Another LV LAJ user here. Added my own hot dog.

285679 . 285680

Chris Griggs
03-25-2014, 7:08 PM
I also am happy with my LV LA jack as a dedicated shooter. I do use it for other stuff sometimes, but it was purchased for and is mostly used as a shooting plane.

I've liked that LN 9 an awful lot when I used it in the past as well. Like others have said about both the LA Jack and the LN 9, I like that they can use it on either side.

I do think it would be cool to build a wooden strike block plane someday...but its a ways down the list.

Derek Cohen
03-25-2014, 7:50 PM
Hi Christopher

There are divergent replies so far, ranging from those that are frugal and do not support the use of a plane dedicated to squaring ends or mitres, to those who are enthusiastic advocates. My position is that a shooting board and plane are extremely useful tools if you build drawers or boxes. They are not essential tools insofar as you can just plane to a knifed line, they do ensure accurate results every time, and turn some tricky tasks into a pleasurable, no-brainer activity. I would not be without a shooting board.

A dedicated shooting plane is, similarly, not necessary. One could use just about any plane. However, should you have the space and can afford one, it is more efficient to have a dedicated shooting plane that is ready to use for shooting. Purchase what you can justify cost-wise. We are all different here. There are no rights or wrongs.

If you are going down the route of general purpose plane, the Veritas LA Jack is excellent. Indeed, used with the correct hand hold, I would rate it above the LN #9, which is a dedicated shooter. There is an article on my website comparing the LAJ with the LN #51 and LN #9. Among the dedicated shooters, the Veritas Shooting Plane - their version of the #51 - is my preference over the LN #51. You would have to use them side-by-side to recognise these differences, however. They are all excellent planes and if your personal taste takes you to prefer one on looks, you will be well served. There is a review on my website that compares the Veritas and LN.

I have also built a wooden shooting plane - a Strike Block Plane - with a low cutting angle. This is achieved by making it bevel down at 38 degrees. It, too, works extremely well, and is a low cost option.

Lastly, I would advocate a ramped shooting board for a shooting plane with a square blade, and a flat shooting board for a shooting plane with a skewed blade. If you plan on shooting mainly mitres and will use a dual mitre set up, then a plane that is reversible for direction is preferred.
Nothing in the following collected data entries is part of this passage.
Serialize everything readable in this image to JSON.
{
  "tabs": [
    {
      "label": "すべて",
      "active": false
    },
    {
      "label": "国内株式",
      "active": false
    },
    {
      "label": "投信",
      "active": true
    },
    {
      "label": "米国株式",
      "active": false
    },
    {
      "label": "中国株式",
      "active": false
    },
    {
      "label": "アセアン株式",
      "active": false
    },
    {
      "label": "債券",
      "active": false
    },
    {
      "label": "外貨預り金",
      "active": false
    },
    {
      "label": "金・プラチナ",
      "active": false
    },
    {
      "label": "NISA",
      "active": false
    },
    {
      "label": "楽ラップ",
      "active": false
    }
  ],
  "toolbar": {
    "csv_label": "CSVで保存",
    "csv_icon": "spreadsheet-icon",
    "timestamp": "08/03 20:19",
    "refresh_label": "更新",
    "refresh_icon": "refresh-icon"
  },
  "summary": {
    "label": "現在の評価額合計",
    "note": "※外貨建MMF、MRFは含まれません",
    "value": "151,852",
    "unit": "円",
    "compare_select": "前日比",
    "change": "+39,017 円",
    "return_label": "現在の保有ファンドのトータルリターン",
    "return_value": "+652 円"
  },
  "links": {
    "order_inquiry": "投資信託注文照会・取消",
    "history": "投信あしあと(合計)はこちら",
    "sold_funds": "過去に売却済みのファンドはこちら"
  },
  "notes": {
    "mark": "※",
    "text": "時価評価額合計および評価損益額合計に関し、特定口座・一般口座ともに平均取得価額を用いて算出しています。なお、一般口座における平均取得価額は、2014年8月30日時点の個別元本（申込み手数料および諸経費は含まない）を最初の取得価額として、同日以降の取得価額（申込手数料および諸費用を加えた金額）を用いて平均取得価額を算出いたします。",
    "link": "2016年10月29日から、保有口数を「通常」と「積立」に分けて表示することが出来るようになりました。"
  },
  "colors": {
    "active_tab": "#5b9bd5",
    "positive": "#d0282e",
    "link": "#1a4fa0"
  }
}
If this is just a small proportion of the shooting, and you will mainly be squaring ends, then you can choose anything your heart and pocket can stand.

Regards from Perth

Derek

Derek Cohen
03-25-2014, 8:22 PM
A few links:

Shooting boards and planes compared: http://www.inthewoodshop.com/Furniture/ShootingPlanesCompared.html

LN #51 review: http://www.inthewoodshop.com/ToolReviews/LN51ShootingPlane.html

Veritas Shooting Plane review: http://www.inthewoodshop.com/ToolReviews/LVShootingPlane.html

Strike Block Plane: http://www.inthewoodshop.com/ShopMadeTools/BuildingaStrikeBlockPlane.html

http://www.inthewoodshop.com/ShopMadeTools/BuildingaStrikeBlockPlane_html_71a1e942.jpg

There are articles on building and designing shooting boards on this page: http://www.inthewoodshop.com/ShopMadeTools/index.html

Regards from Perth

Derek

Rob Luter
03-25-2014, 9:24 PM
I use my LV Low Angle Jack for shooting and a whole lot more. It's a great plane.